What You Need to Know
- Cryptocurrency has been neither a reliable diversifier nor an adequate inflation hedge, especially recently.
- There is an uncertain regulatory framework, especially given the potential role of cryptocurrencies in money laundering.
- One transaction on the Bitcoin blockchain requires roughly the same energy needed to power the average American home for over two months.
Cryptocurrencies continue to receive significant media attention, and financial advisors likely are constantly bombarded with questions from clients about their potential role in a portfolio.
In some recently released research, which draws on the insights of over 30 PGIM investment professionals (and colleagues), the potential benefit of cryptocurrencies for institutional investors is explored, seeking to explicitly answer the question of whether cryptocurrencies are a power diversifier or portfolio kryptonite.
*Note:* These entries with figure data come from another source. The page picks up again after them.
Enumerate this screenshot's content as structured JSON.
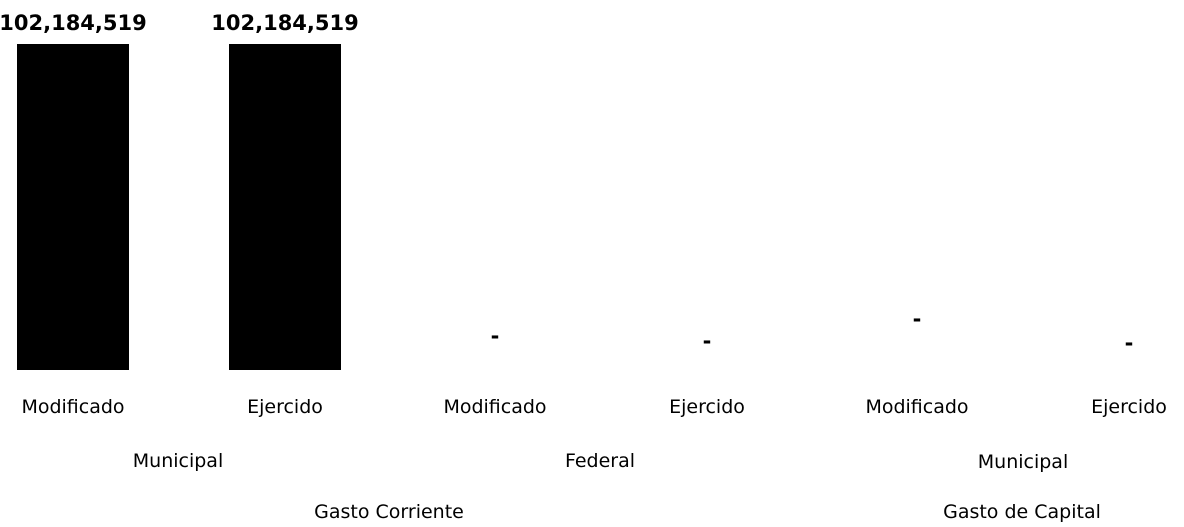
{
  "chart_data": {
    "type": "bar",
    "categories": [
      "Modificado",
      "Ejercido",
      "Modificado",
      "Ejercido",
      "Modificado",
      "Ejercido"
    ],
    "groups_level1": [
      "Municipal",
      "Federal",
      "Municipal"
    ],
    "groups_level2": [
      "Gasto Corriente",
      "Gasto de Capital"
    ],
    "series": [
      {
        "values": [
          102184519,
          102184519,
          0,
          0,
          0,
          0
        ],
        "value_labels": [
          "102,184,519",
          "102,184,519",
          "-",
          "-",
          "-",
          "-"
        ]
      }
    ],
    "ylim": [
      0,
      102184519
    ],
    "bar_color": "#000000",
    "grid": false,
    "legend": "none",
    "title": "",
    "xlabel": "",
    "ylabel": ""
  }
}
Long story short, the verdict of the researchers is clearly more along the lines of portfolio kryptonite versus power diversifier.
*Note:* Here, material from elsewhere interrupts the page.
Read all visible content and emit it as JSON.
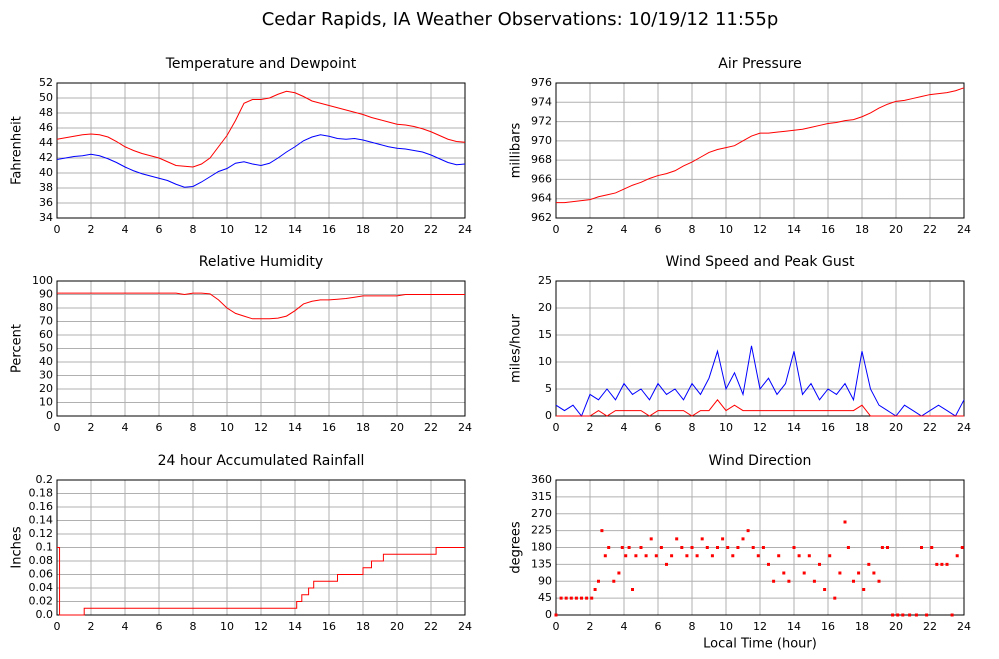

To be honest, I’ve always been a little skeptical of cryptocurrencies when viewed from an investment perspective. While cryptocurrencies clearly have the potential to provide utility, and some of the underlying technologies used in the cryptocurrency appear to have potential, individual cryptocurrencies have always seemed like a risky gamble (to put it mildly).
The researchers make the point that in order for them to add an asset class to a portfolio, it must meet three criteria: The asset needs a clear regulatory framework, it needs to be an effective store of value and it needs to have a predictable correlation with other asset classes. Cryptocurrency meets none of these three criteria and therefore falls more into the realm of speculation versus investing.
The analysis demonstrates that cryptocurrency has been neither a reliable diversifier nor an adequate inflation hedge, especially recently. While risk-adjusted returns are on par with other asset classes, there are notable frequent drawdowns, which subject an investor to greater market timing risks.